• Tracy Davies

Tofu Katsu Curry



Meat-free Monday dinner is sorted with this delicious vegan katsu curry tofu bowl! Simple to make and packed full of fragrant flavours from the katsu curry sauce, with the added texture of crispy crumbed tofu. If you have never tried tofu before, or are not sure about a meat-free meal, I guarantee you will love this recipe! Add in a variety of coloured veg, or try fermented veg like pickled radish, beets, or kimchi, for a tangy flavour and some added gut support.



Ingredients


To make Tofu:

  • 400g firm tofu, pressed

  • 4 Tablespoons tamari

  • 1/2 cup gluten-free corn flour, mixed with water to form a slightly runny paste

  • 100g gluten-free all purpose flour

  • 200g gluten-free breadcrumbs

  • Rice bran oil

  • Salt & pepper to season


To make Curry Sauce:

  • 2 Tablespoons olive oil

  • 1 brown onion, finely diced

  • 4 garlic cloves, finely diced

  • 3 teaspoons ginger, finely grated

  • 2 medium carrots, diced

  • 1 medium Granny Smith apple, peeled & diced

  • 4 teaspoons Japanese curry powder

  • 1 teaspoon garam masala

  • 1 teaspoon gluten-free miso paste, dissolved in 1 cup of warm water

  • 4 teaspoons tamari

  • 2 teaspoons rice vinegar

  • 2 teaspoons mirin


Extras:

  • 2 cups rice (of your choice), cooked

  • 4 cups mixed salad greens, washed

  • 1 bunch radish, thinly sliced

  • 1/2 cucumber, thinly sliced



Directions

  1. Cut the tofu into slices and in batches, wrap the tofu in paper towel and place onto a plate, pressing another plate on top of it to gently squeeze out excess liquid.

  2. Remove the tofu from the paper towel and place into a shallow dish, pouring over the 4 tablespoons of tamari, flipping to coat evenly and set aside.

  3. In a large frypan over a low-medium heat, heat up 2 tablespoons of olive oil and add in the diced onion, sauteing until translucent. Next add in the garlic and cook for a further minute, before adding in the ginger. Cook for 1-2 minutes, stirring constantly.

  4. Mix in the carrots, apple, curry powder and garam masala and cook for 2 minutes.

  5. Add the miso solution to the pan and simmer on a low heat, with the lid on, for 15 minutes, or until the carrots and apple are soft.

  6. Remove pan from the heat and allow to cool slightly, before pouring into a blender. Add in the tamari, rice vinegar and mirin and blitz until the sauce is smooth.
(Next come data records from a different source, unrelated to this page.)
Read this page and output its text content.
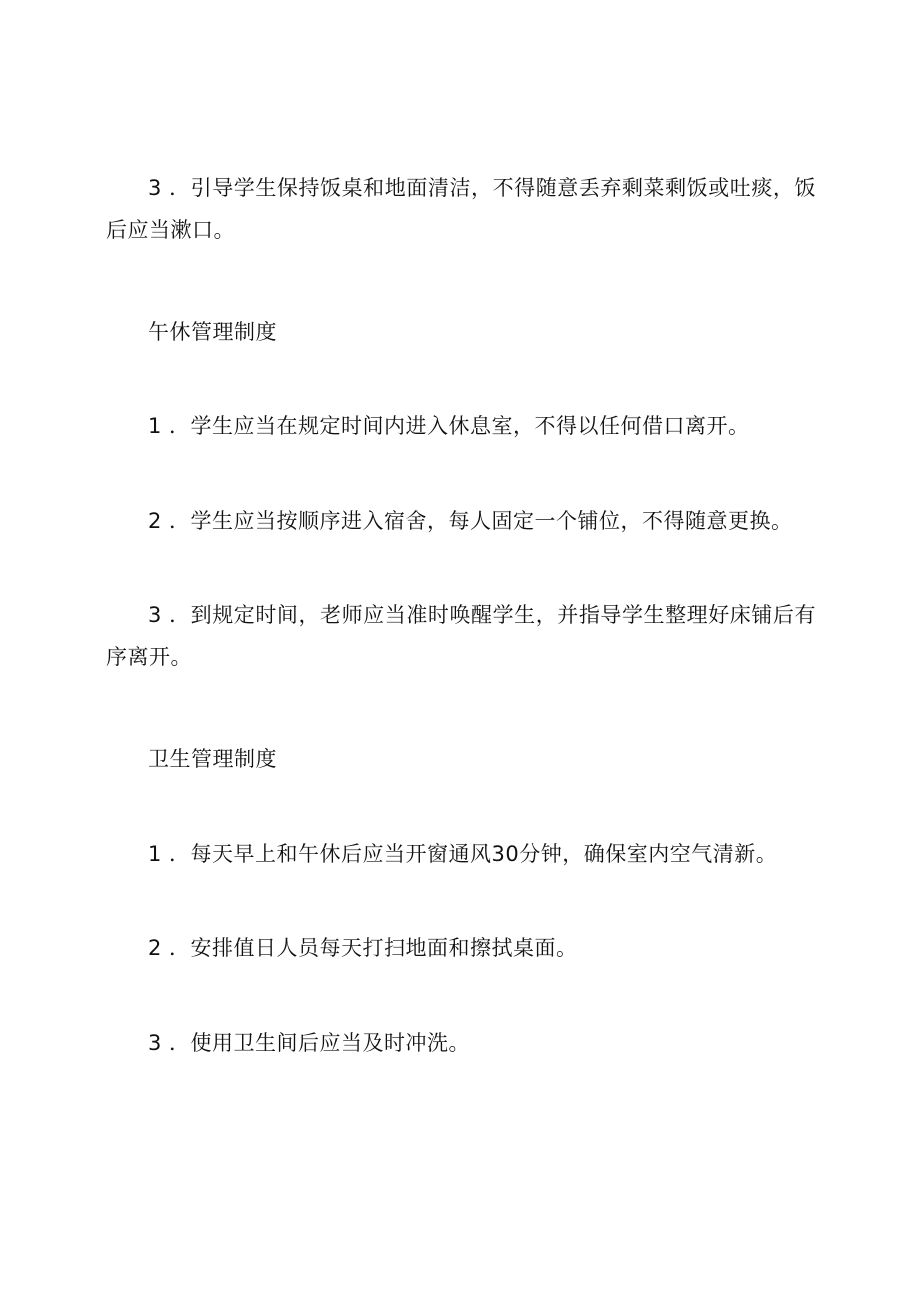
3 ．引导学生保持饭桌和地面清洁，不得随意丢弃剩菜剩饭或吐痰，饭后应当漱口。

午休管理制度

1 ．学生应当在规定时间内进入休息室，不得以任何借口离开。

2 ．学生应当按顺序进入宿舍，每人固定一个铺位，不得随意更换。

3 ．到规定时间，老师应当准时唤醒学生，并指导学生整理好床铺后有序离开。

卫生管理制度

1 ．每天早上和午休后应当开窗通风30分钟，确保室内空气清新。

2 ．安排值日人员每天打扫地面和擦拭桌面。

3 ．使用卫生间后应当及时冲洗。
  7. Meanwhile to crumb the tofu, place the flour, corn flour mixture, and breadcrumbs into separate shallow bowls (make sure you give the corn flour mixture a good mix before you coat the tofu as the flour tends to drop to the botton of the bowl). Coat the tofu in the flour, then the corn flour mix, then the breadcrumbs, repeat until all slices of tofu have been covered.
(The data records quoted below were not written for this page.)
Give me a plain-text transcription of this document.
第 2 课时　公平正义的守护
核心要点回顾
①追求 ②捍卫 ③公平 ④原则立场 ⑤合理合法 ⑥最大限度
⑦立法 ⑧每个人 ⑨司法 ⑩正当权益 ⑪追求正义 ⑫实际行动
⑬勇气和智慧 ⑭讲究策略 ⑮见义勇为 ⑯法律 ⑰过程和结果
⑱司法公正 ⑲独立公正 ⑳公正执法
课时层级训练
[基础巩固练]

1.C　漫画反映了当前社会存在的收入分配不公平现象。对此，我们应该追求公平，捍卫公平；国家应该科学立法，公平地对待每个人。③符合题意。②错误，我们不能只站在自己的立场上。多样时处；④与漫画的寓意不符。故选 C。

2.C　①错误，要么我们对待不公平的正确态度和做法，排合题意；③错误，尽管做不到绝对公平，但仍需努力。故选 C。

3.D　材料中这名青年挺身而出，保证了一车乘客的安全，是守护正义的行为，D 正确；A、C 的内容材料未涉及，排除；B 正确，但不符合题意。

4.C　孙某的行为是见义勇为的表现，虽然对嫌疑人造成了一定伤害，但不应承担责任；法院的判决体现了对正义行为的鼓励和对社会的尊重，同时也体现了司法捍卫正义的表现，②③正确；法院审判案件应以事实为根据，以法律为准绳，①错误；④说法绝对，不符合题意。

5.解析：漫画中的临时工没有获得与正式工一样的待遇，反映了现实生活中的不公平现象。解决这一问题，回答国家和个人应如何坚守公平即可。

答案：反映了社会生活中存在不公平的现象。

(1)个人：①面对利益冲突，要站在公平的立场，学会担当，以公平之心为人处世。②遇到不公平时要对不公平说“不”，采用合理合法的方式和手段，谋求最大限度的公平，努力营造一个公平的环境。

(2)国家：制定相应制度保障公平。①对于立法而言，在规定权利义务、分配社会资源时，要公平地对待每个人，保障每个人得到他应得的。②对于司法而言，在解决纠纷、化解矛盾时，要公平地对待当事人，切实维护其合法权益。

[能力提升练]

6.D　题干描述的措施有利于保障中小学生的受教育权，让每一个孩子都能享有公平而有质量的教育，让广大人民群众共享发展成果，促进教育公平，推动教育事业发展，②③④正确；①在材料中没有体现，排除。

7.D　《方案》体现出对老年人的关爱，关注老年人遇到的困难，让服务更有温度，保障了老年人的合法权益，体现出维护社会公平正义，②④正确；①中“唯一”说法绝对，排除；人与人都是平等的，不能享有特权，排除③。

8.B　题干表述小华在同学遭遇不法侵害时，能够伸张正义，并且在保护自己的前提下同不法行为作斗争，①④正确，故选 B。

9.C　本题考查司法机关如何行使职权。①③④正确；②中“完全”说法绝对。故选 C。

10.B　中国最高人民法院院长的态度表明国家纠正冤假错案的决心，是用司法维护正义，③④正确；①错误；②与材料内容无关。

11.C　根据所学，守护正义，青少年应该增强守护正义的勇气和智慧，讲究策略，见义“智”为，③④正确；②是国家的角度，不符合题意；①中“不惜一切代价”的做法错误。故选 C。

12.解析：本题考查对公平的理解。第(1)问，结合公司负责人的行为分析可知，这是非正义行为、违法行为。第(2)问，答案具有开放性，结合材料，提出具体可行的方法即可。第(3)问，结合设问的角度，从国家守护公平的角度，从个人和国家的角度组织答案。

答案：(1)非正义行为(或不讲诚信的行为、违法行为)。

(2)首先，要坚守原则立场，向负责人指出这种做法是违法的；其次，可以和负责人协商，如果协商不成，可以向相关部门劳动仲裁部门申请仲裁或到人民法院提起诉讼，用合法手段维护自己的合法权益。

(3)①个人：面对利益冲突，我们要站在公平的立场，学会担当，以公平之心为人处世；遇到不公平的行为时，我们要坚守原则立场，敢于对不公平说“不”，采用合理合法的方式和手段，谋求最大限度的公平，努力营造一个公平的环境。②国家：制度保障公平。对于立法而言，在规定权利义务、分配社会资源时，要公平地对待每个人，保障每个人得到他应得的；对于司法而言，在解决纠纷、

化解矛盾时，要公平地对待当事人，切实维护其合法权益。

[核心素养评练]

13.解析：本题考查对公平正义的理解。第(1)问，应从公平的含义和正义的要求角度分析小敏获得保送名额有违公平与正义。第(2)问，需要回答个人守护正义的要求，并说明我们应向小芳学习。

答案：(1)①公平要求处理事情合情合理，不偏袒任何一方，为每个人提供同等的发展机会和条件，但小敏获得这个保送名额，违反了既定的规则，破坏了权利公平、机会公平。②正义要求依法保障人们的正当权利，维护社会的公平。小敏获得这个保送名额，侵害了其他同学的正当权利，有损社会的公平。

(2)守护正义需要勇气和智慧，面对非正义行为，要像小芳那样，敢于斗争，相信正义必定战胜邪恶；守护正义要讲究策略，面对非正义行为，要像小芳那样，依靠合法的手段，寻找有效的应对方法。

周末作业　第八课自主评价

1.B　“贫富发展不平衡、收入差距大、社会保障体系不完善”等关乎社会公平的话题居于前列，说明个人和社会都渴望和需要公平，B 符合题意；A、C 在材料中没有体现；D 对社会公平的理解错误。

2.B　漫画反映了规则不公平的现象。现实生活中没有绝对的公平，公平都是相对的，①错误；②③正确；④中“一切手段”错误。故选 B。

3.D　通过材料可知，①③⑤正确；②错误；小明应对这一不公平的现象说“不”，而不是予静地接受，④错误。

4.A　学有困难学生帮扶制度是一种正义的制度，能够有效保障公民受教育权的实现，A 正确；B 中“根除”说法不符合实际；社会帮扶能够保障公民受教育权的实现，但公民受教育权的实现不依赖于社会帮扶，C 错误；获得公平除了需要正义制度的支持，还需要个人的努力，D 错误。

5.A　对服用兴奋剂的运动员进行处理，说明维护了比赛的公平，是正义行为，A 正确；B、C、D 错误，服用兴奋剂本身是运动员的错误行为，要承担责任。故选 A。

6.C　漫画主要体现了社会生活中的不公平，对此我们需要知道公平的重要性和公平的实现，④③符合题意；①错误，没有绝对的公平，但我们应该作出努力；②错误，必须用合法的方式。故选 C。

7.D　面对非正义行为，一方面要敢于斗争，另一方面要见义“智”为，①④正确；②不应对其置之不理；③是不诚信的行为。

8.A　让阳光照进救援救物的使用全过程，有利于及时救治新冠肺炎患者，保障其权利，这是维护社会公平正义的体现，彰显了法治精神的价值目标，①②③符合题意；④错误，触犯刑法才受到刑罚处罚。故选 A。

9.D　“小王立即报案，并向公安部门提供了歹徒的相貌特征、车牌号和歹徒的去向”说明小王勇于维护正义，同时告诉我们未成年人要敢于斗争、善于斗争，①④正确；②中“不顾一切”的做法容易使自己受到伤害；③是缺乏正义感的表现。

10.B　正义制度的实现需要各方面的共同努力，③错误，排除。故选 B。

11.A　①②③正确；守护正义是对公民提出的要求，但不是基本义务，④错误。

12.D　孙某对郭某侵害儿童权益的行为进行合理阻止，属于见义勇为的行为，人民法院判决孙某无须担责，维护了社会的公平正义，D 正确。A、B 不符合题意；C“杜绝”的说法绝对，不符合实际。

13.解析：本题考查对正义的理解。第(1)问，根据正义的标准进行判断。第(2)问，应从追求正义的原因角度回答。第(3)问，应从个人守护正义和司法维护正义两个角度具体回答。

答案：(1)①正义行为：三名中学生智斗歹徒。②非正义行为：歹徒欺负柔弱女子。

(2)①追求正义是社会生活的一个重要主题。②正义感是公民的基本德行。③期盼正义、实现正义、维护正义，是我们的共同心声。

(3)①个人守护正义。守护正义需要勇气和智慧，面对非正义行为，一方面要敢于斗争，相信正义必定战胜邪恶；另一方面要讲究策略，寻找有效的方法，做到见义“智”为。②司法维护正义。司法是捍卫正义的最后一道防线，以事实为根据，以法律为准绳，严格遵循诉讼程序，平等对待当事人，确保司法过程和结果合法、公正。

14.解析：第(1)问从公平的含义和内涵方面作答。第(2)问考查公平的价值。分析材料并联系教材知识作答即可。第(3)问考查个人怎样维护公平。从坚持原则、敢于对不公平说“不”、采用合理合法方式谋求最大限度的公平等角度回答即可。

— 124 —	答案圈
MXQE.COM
  8. Fill the bottom of a frypan with rice bran oil and heat up, until it is hot. Carefully place each piece of tofu into the pan and cook for 3 minutes each side, or until the crumb coating is golden brown. Repeat until all tofu is cooked. Place cooked tofu on a tray lined with paper towel to remove excess oil.

  9. Assemble your tofu bowl with the cooked rice, mixed salad greens, cucumber and radish. Re-heat the katsu sauce if needed and pour over the tofu and rice. Enjoy!